In the beginning of this week’s Torah reading, Parshas Pinchos, Pinchos is recognized for his bravery in taking a stand for the Name of God and putting a stop to a shameful act a prominent figure was pursuing publicly. Rashi tells us that this recognition came to counter the public reaction following the incident. Instead of people applauding him for his courageous act, he was being ridiculed for starting up with such an important person.

This seems to be unfair. Pinchos extended himself for the sake of sanctifying the Name of Heaven, and in return, he received criticism from the public. The Chasam Sofer says that the reaction the people had was actually for Pinchos’s benefit. Because if a person derives pleasure from public recognition for his deeds, this can drastically reduce the reward he will receive from Heaven. (The Chasam Sofer bases this concept on a passage of Avos Drabbi Nosson, chapter 38, which relates how a great person can receive retribution for a slight feeling of haughtiness induced by lecturing to a large crowd.)

With this, the Chasam Sofer explains what the Medrash means when the Medrash comments (Bamidbar Rabboh 21:1) on these verses and says, “God said, ‘It is rightful that he should receive his reward.'” Because of the antagonism he suffered, he did not lose any portion of his merit by means of enjoying honor for his deed, and he was therefore deemed fully worthy of his reward from Heaven.

This concept presents a new outlook. Performing Mitzvos (good deeds) with a lack of recognition from others is the best thing for us. In fact, the Chovos Halevavos (Sha’ar Habitachon, chapter 4) advises a person to deliberately be discreet about his good deeds so that the reward should be greater.

When my uncle passed away, my aunt approached the director of the local day-school in Philadelphia to propose an initiative to start a scholarship fund for students whose parents could not afford tuition. “This is not entirely a new initiative,” said Mrs. Katz, the director. “You’ve been doing this sort of thing for a while. Years ago, your husband already approached me out of concern for kids who might be turned away because their parents could not afford tuition.” As it turned out, he would discreetly cover the tuition for these children and have Mrs. Katz inform the families that they were simply awarded scholarships. Not only was there no fanfare involved, but other than Mrs. Katz, no one had any idea that many children received a Jewish education only due to Avi Strimber’s covert sponsorship. Tuition expenses are not cheap. But yet, not only were the recipients unaware of the generosity of their benefactor, even his own wife had no inkling about his ongoing sponsorship project!

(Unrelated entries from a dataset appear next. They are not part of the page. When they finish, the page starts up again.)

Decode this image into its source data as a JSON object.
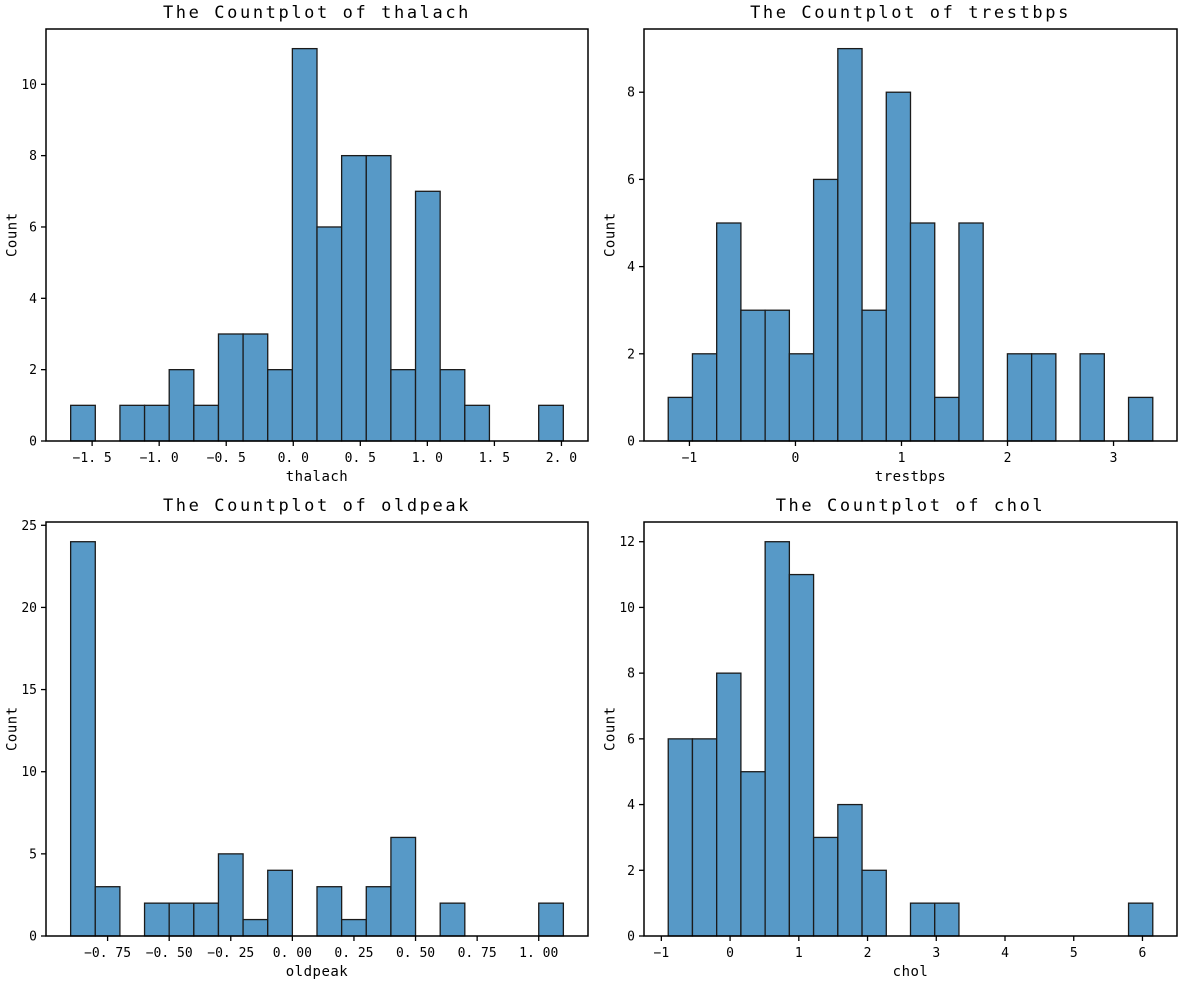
{
  "figure": {
    "background": "#ffffff",
    "spine_color": "#000000",
    "tick_color": "#000000"
  },
  "chart_data": [
    {
      "type": "bar",
      "title": "The Countplot of thalach",
      "xlabel": "thalach",
      "ylabel": "Count",
      "bar_color": "#5799c7",
      "bar_edge_color": "#1b1b1b",
      "bins": {
        "start": -1.66,
        "width": 0.1837
      },
      "values": [
        1,
        0,
        1,
        1,
        2,
        1,
        3,
        3,
        2,
        11,
        6,
        8,
        8,
        2,
        7,
        2,
        1,
        0,
        0,
        1
      ],
      "xlim": [
        -1.844,
        2.198
      ],
      "ylim": [
        0,
        11.55
      ],
      "grid": false,
      "xticks": [
        -1.5,
        -1.0,
        -0.5,
        0.0,
        0.5,
        1.0,
        1.5,
        2.0
      ],
      "xtick_labels": [
        "−1. 5",
        "−1. 0",
        "−0. 5",
        "0. 0",
        "0. 5",
        "1. 0",
        "1. 5",
        "2. 0"
      ],
      "yticks": [
        0,
        2,
        4,
        6,
        8,
        10
      ],
      "ytick_labels": [
        "0",
        "2",
        "4",
        "6",
        "8",
        "10"
      ]
    },
    {
      "type": "bar",
      "title": "The Countplot of trestbps",
      "xlabel": "trestbps",
      "ylabel": "Count",
      "bar_color": "#5799c7",
      "bar_edge_color": "#1b1b1b",
      "bins": {
        "start": -1.2,
        "width": 0.2285
      },
      "values": [
        1,
        2,
        5,
        3,
        3,
        2,
        6,
        9,
        3,
        8,
        5,
        1,
        5,
        0,
        2,
        2,
        0,
        2,
        0,
        1
      ],
      "xlim": [
        -1.4285,
        3.5985
      ],
      "ylim": [
        0,
        9.45
      ],
      "grid": false,
      "xticks": [
        -1,
        0,
        1,
        2,
        3
      ],
      "xtick_labels": [
        "−1",
        "0",
        "1",
        "2",
        "3"
      ],
      "yticks": [
        0,
        2,
        4,
        6,
        8
      ],
      "ytick_labels": [
        "0",
        "2",
        "4",
        "6",
        "8"
      ]
    },
    {
      "type": "bar",
      "title": "The Countplot of oldpeak",
      "xlabel": "oldpeak",
      "ylabel": "Count",
      "bar_color": "#5799c7",
      "bar_edge_color": "#1b1b1b",
      "bins": {
        "start": -0.9,
        "width": 0.1
      },
      "values": [
        24,
        3,
        0,
        2,
        2,
        2,
        5,
        1,
        4,
        0,
        3,
        1,
        3,
        6,
        0,
        2,
        0,
        0,
        0,
        2
      ],
      "xlim": [
        -1.0,
        1.2
      ],
      "ylim": [
        0,
        25.2
      ],
      "grid": false,
      "xticks": [
        -0.75,
        -0.5,
        -0.25,
        0.0,
        0.25,
        0.5,
        0.75,
        1.0
      ],
      "xtick_labels": [
        "−0. 75",
        "−0. 50",
        "−0. 25",
        "0. 00",
        "0. 25",
        "0. 50",
        "0. 75",
        "1. 00"
      ],
      "yticks": [
        0,
        5,
        10,
        15,
        20,
        25
      ],
      "ytick_labels": [
        "0",
        "5",
        "10",
        "15",
        "20",
        "25"
      ]
    },
    {
      "type": "bar",
      "title": "The Countplot of chol",
      "xlabel": "chol",
      "ylabel": "Count",
      "bar_color": "#5799c7",
      "bar_edge_color": "#1b1b1b",
      "bins": {
        "start": -0.9,
        "width": 0.3525
      },
      "values": [
        6,
        6,
        8,
        5,
        12,
        11,
        3,
        4,
        2,
        0,
        1,
        1,
        0,
        0,
        0,
        0,
        0,
        0,
        0,
        1
      ],
      "xlim": [
        -1.2525,
        6.5025
      ],
      "ylim": [
        0,
        12.6
      ],
      "grid": false,
      "xticks": [
        -1,
        0,
        1,
        2,
        3,
        4,
        5,
        6
      ],
      "xtick_labels": [
        "−1",
        "0",
        "1",
        "2",
        "3",
        "4",
        "5",
        "6"
      ],
      "yticks": [
        0,
        2,
        4,
        6,
        8,
        10,
        12
      ],
      "ytick_labels": [
        "0",
        "2",
        "4",
        "6",
        "8",
        "10",
        "12"
      ]
    }
  ]
}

Often, we crave recognition for our deeds, and when the recognition is slow in forthcoming, we feel disappointed. In some cases, instead of praise, we are even criticized by people who lack appreciation for the fact that we extended ourselves to accomplish what we did, as happened to Pinchos.

When this happens, we might start thinking, “Why did I bother doing this in the first place?” This is a big mistake. In truth, doing a good act devoid of recognition is in our best interest. If we receive undue criticism instead of positive acknowledgement for our deed, it may be God’s way of preserving our true reward for our accomplishment. Instead of agonizing over insufficient appreciation from others, we should work on appreciating the value of deeds which are devoid of recognition. It would be a wise idea to consciously look for ways of intentionally keeping some of our good deeds concealed from everyone else. Doing a Mitzvah which absolutely no one knows about other than yourself would make good practice for internalizing this principle and training yourself to refrain from seeking out acknowledgement from others for your actions. Once you’re doing a Mitzvah, you might as well opt to ‘get the most for your money’ by concealing it from the public as much as possible.